Urbanisation Namibia's future

08 October 2018 | Infrastructure

Elvira Hattingh - In the next 30 years, Namibia will have to accommodate another two million people in towns. That is equal to 22 Rundus, five Windhoeks, or a hundred Gobabises.

This according to architect Phillip Lühl who with his colleague Guillermo Belgado of the Namibia University of Science and Technology, said that Namibia is losing the war against urbanisation.

“According to the Namibia Statistics Agency, around 50% of Namibians currently live in towns in comparison to 30% in 1991. By 2050 this will have increased to 75%. As a nation we have failed our people who have moved to towns searching for a better life,” Lühl said.

Informal urbanisation

Belgado said it is essential that the Land Conference recognises that urbanisation is a fact in Namibia. “At the moment we see urbanisation taking place 'informally'. It is not unique to our country; Africa as a whole is experiencing this trend. In spite of this, only one in three African countries has a national plan for urbanisation. Namibia is not one of them.”

Belgado said the time is now to develop such a plan through an inclusive process. “We now have the chance to manage urbanisation so that it improves equality and changes the status quo. We need to talk about the right to adequate housing and not just affordable housing.

Today's informal settlements are tomorrow's middle-class households - providing we empower residents to help themselves,” Belgado said.

According to the Shack Dwellers Federation's national facilitator, Edith Mbanga, 995 000 Namibians live in informal shacks in 380 settlements across the country. “The total population in towns stands at around 1.1 million people, which means that more than three quarters of residents live in towns. This means that the federation works with the bulk of residents. However, the protracted and expensive development of erven in towns means that it remains unattainable for the poor. The monthly income of residents here is less than N$3 000, while the average is around N$1 500 per month.”

The future

According to the permanent secretary of urban and rural development, Nghidinwa Daniel, the servicing of urban land is characterised by a huge backlog.

“Since Independence, new local authorities have grown from 15 to 42, while 411 new townlands have been proclaimed countrywide. This led to the creation of 123 400 new erven.

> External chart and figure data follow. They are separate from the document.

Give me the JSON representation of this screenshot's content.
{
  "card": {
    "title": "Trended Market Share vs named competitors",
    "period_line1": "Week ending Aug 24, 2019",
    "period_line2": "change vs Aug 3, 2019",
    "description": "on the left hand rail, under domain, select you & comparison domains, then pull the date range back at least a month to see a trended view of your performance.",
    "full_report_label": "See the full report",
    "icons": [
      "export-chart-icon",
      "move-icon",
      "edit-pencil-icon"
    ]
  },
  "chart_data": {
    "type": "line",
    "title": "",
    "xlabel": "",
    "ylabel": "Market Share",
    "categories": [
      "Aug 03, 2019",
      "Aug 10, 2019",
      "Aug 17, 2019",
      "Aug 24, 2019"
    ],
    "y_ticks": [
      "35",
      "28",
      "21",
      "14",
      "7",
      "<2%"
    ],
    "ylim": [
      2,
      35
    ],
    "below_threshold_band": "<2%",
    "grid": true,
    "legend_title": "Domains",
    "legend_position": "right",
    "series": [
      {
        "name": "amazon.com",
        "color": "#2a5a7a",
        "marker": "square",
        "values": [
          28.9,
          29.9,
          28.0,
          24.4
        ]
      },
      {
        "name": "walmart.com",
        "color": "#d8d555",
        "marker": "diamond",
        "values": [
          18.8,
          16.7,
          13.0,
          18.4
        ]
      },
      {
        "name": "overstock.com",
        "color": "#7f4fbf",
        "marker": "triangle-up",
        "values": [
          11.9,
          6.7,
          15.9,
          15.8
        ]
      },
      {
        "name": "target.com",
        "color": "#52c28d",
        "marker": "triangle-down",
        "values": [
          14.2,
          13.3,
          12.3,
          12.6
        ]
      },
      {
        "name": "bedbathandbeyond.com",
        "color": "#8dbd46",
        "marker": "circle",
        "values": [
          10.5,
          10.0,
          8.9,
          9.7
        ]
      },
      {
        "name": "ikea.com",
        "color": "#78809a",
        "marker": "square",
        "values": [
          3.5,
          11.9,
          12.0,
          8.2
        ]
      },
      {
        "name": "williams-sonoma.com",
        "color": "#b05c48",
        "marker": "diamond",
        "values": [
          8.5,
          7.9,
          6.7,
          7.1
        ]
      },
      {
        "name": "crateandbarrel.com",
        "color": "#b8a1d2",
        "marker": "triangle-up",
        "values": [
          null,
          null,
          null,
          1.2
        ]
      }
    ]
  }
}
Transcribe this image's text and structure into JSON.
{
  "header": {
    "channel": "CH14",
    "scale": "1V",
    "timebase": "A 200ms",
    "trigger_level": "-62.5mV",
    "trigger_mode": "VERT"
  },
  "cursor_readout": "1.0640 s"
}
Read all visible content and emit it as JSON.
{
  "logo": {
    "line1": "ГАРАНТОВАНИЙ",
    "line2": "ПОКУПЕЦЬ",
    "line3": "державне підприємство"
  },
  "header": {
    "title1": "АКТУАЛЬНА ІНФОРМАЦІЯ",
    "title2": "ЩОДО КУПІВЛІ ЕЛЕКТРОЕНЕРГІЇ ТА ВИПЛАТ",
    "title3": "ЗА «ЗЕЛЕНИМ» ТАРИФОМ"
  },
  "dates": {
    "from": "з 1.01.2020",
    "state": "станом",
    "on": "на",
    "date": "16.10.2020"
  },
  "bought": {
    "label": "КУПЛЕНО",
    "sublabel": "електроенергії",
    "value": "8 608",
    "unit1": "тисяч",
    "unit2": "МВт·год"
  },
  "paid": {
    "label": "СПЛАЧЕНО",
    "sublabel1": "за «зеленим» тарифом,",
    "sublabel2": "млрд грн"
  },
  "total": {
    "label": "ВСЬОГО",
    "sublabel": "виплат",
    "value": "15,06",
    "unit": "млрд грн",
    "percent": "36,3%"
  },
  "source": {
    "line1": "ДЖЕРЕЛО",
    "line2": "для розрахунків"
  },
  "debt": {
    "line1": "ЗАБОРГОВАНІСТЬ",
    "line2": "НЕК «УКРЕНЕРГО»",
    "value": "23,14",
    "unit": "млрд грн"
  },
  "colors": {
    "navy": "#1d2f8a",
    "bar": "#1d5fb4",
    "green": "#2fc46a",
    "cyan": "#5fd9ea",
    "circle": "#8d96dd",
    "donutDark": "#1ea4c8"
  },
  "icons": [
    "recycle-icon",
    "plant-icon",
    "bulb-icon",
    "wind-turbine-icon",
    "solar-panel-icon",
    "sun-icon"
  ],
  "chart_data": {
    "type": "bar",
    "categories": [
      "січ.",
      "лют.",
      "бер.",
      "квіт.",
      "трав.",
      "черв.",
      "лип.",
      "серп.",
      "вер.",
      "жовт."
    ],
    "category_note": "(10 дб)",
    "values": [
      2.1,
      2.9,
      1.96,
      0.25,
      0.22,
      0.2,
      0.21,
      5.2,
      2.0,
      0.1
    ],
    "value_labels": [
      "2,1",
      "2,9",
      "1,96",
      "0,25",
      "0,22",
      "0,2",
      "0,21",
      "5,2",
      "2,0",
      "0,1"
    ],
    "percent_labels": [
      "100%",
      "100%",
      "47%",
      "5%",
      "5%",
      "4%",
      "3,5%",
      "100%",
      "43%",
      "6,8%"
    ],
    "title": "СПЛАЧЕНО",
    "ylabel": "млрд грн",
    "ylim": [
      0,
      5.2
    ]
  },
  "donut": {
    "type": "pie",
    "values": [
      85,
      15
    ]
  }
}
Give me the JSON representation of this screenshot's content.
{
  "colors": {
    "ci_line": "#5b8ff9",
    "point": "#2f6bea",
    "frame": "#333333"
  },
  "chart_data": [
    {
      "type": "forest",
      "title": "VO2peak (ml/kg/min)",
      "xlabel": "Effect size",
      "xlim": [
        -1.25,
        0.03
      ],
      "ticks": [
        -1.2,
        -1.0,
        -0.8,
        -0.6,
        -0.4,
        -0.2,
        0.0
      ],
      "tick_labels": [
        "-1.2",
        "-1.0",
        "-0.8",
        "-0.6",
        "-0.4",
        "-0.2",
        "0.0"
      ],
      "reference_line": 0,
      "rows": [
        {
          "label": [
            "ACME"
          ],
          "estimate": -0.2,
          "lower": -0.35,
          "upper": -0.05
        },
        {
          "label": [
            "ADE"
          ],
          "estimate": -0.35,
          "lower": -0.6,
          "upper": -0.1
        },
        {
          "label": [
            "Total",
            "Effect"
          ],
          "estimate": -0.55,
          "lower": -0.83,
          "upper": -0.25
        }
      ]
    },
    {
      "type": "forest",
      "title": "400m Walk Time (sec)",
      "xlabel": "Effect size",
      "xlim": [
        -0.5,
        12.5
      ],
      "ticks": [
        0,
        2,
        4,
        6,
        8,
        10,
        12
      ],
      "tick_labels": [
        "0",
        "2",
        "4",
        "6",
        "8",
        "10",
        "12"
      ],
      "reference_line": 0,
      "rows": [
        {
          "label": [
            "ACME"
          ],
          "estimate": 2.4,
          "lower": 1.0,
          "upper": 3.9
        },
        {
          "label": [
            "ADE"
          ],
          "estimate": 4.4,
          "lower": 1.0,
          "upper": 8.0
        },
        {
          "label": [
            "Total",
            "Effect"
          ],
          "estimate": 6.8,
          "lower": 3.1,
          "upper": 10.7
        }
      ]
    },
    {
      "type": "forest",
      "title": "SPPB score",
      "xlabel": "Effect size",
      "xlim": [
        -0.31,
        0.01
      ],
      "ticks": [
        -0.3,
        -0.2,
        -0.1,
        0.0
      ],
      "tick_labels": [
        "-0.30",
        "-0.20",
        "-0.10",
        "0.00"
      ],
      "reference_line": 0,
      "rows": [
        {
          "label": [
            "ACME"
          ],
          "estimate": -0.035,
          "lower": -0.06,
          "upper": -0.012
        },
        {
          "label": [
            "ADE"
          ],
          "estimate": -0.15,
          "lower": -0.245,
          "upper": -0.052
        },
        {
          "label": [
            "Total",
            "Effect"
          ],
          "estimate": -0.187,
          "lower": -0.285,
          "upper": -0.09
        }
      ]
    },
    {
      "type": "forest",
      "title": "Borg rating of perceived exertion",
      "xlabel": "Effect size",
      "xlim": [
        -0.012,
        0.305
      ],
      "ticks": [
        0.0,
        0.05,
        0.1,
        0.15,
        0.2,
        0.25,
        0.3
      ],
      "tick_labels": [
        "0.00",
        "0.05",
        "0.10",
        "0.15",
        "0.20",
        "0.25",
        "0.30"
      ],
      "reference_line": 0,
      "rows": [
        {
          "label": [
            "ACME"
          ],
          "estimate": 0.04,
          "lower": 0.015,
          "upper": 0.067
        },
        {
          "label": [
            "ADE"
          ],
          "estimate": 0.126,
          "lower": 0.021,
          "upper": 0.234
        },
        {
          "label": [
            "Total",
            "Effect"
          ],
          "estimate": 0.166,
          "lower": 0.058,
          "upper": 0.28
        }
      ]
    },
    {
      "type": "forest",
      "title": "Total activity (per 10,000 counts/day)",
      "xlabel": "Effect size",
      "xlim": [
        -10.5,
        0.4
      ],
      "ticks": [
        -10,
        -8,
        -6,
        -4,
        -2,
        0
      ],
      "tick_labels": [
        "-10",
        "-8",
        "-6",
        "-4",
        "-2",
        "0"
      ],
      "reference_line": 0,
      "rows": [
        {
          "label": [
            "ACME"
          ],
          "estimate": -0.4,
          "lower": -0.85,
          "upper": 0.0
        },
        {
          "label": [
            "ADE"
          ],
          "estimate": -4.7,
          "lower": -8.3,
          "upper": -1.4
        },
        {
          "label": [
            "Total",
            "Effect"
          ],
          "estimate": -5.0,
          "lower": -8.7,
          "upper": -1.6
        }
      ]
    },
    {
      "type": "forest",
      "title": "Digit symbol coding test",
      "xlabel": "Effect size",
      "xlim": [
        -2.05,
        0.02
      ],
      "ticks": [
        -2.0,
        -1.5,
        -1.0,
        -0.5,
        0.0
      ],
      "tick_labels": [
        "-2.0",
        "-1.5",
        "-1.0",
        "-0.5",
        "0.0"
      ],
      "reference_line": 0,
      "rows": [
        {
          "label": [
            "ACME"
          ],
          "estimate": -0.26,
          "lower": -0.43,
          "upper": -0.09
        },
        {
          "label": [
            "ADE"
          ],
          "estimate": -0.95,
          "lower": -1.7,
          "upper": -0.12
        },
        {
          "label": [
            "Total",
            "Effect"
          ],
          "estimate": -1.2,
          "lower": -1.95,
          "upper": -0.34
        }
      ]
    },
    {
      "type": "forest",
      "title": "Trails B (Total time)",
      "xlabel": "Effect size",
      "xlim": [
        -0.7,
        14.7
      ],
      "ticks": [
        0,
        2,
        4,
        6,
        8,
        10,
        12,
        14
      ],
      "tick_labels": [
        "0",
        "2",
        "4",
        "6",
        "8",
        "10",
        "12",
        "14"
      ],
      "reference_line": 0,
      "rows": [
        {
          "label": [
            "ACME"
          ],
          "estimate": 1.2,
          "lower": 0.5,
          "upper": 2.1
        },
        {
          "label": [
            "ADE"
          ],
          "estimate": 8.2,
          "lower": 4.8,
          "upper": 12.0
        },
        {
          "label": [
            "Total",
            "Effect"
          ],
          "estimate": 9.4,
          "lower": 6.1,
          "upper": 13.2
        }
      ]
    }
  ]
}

“In total, 33 619 erven were serviced in the 2013/14 and 2017/18 financial year, while 4 000 government houses were sold through our alienation scheme. Also, through the Build Together Programme, 30 400 houses have been built since 1992,” he said.

Amongst others, speakers at the Land Conference suggested that a national policy around urbanisation as well as a framework for spatial development be drafted, and that regulations for certain town planning and administrative procedures be improved.

One suggestion was that poor people be allowed to build their houses in increments as and when they have money, while the architects felt the servicing of erven should be subsidised.

Daniel recommended that government invests more in the Massive Urban Land Service Project, while affordable home designs and building methods be made available. He also suggested that erven be allocated even though they are not fully serviced and that amendments be made with regards to the sale of town land to foreigners.

“The sale of land to private developers should be regulated to prevent speculation, so too the sale of massive tracts of land to individuals or developers,” he said.